Imelda estaba perturbada. Arthur había llevado a su vida lo que ella llamó el veneno de la confusión mezclado con el elixir de la ilusión. ¿Qué hacer, dejar la aventura y las sorpresas que insuflaban su espíritu? ¿Abandonar a Pedro y la pasión que la hacía sentir viva y llena de la energía que produjo lo que por inesperado le resultaba motivador? ¿Mandar al diablo la herencia y quedarse con el hombre que prometía una juventud intensa pero insegura en todos aspectos? ¿Ser la heroína que coquetea con el cadalso, o la verdugo cuya cuchilla caería sobre la cabeza de un país convulsionado? ¿Dejarse mandar por el sexo, o cumplir con su destino genético? A esas dudas se adicionó la angustia que le causaba alejarse de la pequeña Leonora.

            “Ayúdame Señor —rezó mirando al cielo azul limpio y profundo—, sólo tú sabes lo que me conviene. Dame algo de tu luz para que la decisión que tome sea la mejor. Hasta ahora he sido llevada por los impulsos del momento. Las emociones me han hecho olvidar mis obligaciones. Estoy confundida. Perdóname Dios y conduce mis actos. Envíame una señal…”

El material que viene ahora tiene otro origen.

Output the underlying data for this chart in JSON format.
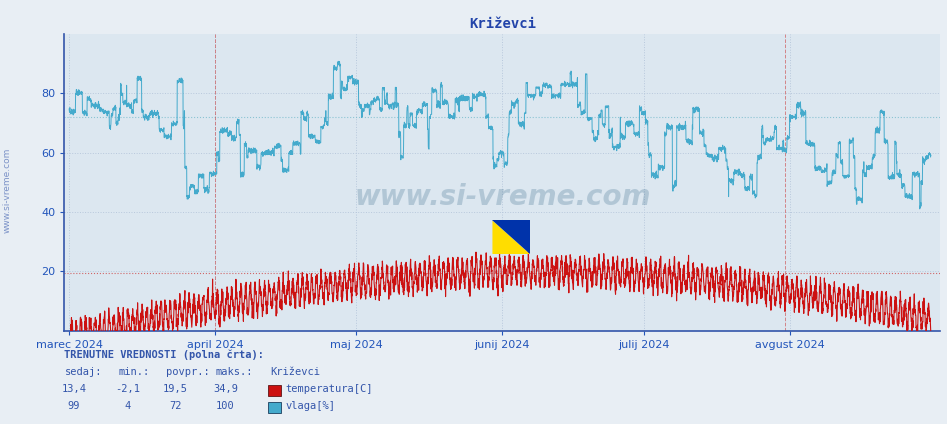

            La soprano permaneció concentrada en sus dudas esperando algo que pareciera la esperada señal de Dios. Confiaba en el poder de la fe. Cualquier cosa que ocurriera representaría el mensaje que ella anhelaba. Se hizo el silencio y la casa se convirtió en el templo donde la magia suple al raciocinio: el canto de un pájaro, el arribo de una parvada de palomas con destino a la almena del edificio, la caída de un rayo, el temblor de la tierra, una inesperada ráfaga de viento, el eclipse de sol o la caída de una estrella fugaz podrían ser la señal que esperaba. Pero no hubo ningún aviso. Nada se movió. Los pájaros parecían dormitar ateridos por el frío. El viento dejó de soplar. Las palomas estaban lejos, ausentes. El cielo azul presagiaba un día limpio sin nubes ni sorpresas y con una noche nítida llena de estrellas. Imelda dejó la concentración para continuar con su protocolo matutino que, según ella, la conservaría bella, vigorosa, tersa, fresca y con el aliento que despedía el perfume de la juventud sana. Sin embargo, su sentido común parecía subordinado al pensamiento mágico.

            “¿Y si el silencio es la señal? —Pensó mirándose al espejo— Dios es tan grande que ha dejado a mi albedrío la decisión. Así que tendré que meditar y ponerme en contacto con quienes influyen en mi vida, sin que ellos descubran que son sometidos al escrutinio de Imelda.”